Yeah. Josh, I could keep talking to you all day, but we'll put a tiny, a sweet satin bow on our conversation. Where can people find you out in the world? And also, is there any events? go ahead.
Eros (56:52)
Hmm.
They can find me.
No, ⁓ they can find our business at litup.love and we have a really great ebook that we offer on all of these, you know. ⁓
practices and the different layers that we add in. We do offer workshops and we can actually come to people's town or city if you feel like hosting. We can come and co-host with you or we can teach people how to host their own gatherings. ⁓ And then we have a calendar. I've been really busy building a couple of houses down here in Costa Rica, but they're just about done and we're gonna start doing more workshops and traveling and offering events for people.

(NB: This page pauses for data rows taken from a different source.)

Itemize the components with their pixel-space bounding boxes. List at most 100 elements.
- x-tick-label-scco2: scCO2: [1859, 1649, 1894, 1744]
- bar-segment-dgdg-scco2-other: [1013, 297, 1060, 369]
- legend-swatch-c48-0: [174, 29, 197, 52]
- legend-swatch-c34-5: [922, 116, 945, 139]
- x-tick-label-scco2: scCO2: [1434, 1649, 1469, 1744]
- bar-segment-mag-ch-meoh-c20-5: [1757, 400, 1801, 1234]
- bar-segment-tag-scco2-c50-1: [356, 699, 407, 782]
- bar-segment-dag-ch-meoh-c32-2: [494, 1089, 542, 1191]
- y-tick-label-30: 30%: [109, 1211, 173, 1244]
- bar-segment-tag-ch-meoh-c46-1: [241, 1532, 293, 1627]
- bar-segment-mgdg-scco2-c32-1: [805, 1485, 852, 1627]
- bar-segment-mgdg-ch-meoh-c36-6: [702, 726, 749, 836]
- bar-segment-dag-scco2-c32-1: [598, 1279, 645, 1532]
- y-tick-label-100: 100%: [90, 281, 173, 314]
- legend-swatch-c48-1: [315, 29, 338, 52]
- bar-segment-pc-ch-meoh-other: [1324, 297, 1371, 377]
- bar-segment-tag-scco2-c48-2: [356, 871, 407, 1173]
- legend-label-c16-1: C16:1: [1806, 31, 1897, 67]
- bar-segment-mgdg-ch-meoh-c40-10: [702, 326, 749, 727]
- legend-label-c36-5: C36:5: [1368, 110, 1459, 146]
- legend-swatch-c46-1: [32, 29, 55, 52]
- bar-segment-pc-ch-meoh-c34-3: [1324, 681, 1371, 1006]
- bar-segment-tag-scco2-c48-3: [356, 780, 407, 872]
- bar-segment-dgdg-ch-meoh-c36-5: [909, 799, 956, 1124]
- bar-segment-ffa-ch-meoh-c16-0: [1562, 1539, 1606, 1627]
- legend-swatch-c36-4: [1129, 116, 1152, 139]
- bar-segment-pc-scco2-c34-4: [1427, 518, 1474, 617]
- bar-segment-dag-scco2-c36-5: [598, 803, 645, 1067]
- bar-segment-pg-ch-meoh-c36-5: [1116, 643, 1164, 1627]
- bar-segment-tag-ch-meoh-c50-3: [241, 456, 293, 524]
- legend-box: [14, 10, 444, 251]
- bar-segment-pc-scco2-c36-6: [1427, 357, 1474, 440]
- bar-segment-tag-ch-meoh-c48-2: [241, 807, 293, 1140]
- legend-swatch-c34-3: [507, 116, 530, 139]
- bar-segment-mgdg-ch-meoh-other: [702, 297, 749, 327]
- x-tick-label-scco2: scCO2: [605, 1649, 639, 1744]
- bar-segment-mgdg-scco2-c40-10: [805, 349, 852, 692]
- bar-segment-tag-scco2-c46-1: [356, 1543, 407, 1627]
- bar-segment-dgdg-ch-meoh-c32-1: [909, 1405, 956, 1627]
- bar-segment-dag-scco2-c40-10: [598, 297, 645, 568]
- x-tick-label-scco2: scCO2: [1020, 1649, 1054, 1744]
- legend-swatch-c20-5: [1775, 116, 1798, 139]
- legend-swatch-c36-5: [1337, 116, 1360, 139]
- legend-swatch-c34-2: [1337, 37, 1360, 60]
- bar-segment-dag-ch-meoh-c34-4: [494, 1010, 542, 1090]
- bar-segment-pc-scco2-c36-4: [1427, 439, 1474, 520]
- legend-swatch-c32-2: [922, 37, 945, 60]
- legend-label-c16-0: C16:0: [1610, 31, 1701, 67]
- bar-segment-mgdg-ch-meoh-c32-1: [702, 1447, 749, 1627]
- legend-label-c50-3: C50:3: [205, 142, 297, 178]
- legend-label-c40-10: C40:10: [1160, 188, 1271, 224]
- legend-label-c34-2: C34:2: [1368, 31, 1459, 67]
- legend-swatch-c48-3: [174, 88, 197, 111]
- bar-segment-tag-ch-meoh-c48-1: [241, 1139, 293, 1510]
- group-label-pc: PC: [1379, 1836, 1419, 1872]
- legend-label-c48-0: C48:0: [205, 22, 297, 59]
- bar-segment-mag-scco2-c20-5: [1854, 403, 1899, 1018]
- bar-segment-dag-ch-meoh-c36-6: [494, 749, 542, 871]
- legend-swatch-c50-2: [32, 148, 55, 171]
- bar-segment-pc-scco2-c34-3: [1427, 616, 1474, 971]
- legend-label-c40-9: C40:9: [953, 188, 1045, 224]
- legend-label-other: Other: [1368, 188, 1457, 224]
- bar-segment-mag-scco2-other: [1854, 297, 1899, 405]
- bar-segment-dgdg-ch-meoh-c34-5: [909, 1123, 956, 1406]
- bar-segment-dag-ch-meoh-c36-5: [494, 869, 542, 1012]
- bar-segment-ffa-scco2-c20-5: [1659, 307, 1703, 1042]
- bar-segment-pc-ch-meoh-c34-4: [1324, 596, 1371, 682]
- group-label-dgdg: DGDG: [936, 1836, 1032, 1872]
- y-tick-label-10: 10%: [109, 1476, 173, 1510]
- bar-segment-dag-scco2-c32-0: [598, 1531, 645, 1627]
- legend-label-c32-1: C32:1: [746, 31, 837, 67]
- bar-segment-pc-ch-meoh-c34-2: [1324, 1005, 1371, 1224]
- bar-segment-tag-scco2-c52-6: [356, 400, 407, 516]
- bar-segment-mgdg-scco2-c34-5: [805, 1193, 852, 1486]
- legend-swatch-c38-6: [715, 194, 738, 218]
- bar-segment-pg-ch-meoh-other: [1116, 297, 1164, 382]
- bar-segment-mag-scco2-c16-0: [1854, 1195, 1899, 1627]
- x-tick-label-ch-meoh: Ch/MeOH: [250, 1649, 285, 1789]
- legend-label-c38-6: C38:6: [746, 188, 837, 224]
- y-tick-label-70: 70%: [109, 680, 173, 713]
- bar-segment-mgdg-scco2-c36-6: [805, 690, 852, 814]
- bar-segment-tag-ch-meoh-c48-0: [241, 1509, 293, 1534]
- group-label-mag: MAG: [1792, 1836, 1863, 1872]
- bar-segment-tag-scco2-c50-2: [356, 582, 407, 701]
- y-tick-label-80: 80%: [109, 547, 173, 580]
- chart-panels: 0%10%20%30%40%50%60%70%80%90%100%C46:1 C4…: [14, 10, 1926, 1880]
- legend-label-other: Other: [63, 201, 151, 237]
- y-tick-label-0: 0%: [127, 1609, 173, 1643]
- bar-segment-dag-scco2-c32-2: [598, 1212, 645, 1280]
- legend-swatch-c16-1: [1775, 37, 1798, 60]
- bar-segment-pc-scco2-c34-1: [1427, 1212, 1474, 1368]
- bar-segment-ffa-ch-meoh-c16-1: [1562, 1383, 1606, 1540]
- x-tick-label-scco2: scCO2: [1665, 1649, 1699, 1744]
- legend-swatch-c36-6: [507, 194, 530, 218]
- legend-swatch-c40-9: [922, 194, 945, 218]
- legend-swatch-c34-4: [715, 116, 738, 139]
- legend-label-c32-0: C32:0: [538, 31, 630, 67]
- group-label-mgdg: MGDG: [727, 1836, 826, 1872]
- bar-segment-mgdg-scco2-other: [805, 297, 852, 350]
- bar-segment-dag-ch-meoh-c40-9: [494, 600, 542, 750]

⁓ They can also find us in Aria boxes and you know Aria is a monthly subscription box for couples. ⁓ We're in their ⁓ kind of premium web store but also we're now shipping out in some of their monthly boxes which is super exciting so lots of people are seeing us there. Yeah.
Melissa D. (58:03)
Wonderful. And that's a subscription,
like if couples or people, individuals want direction on what to explore, the box will show up and then give you all the tools and all the directions on exploring in these new ways together.
Eros (58:20)
Yeah, it's fun. They're scenes and I think they have a system where they guide you through a concierge and they learn about you as a couple and then they pick a scene for you. And we also do a similar thing. So in all of our packages, there's a QR code. And when you scan that, you go to a video where we guide you through an exercise on how to take the tool and do a practice that's fun and easy, but also takes you deeper. So each tool has a different practice that we offer for free with that.
Melissa D. (58:49)
Yeah. Thank you so much for taking time out of your jungle life to hop on with me. Always a pleasure to drop in with you. yeah, I'll see you in Costa Rica soon.
Eros (59:03)
Such a pleasure, thank you Melissa. I can't wait to explore more with you.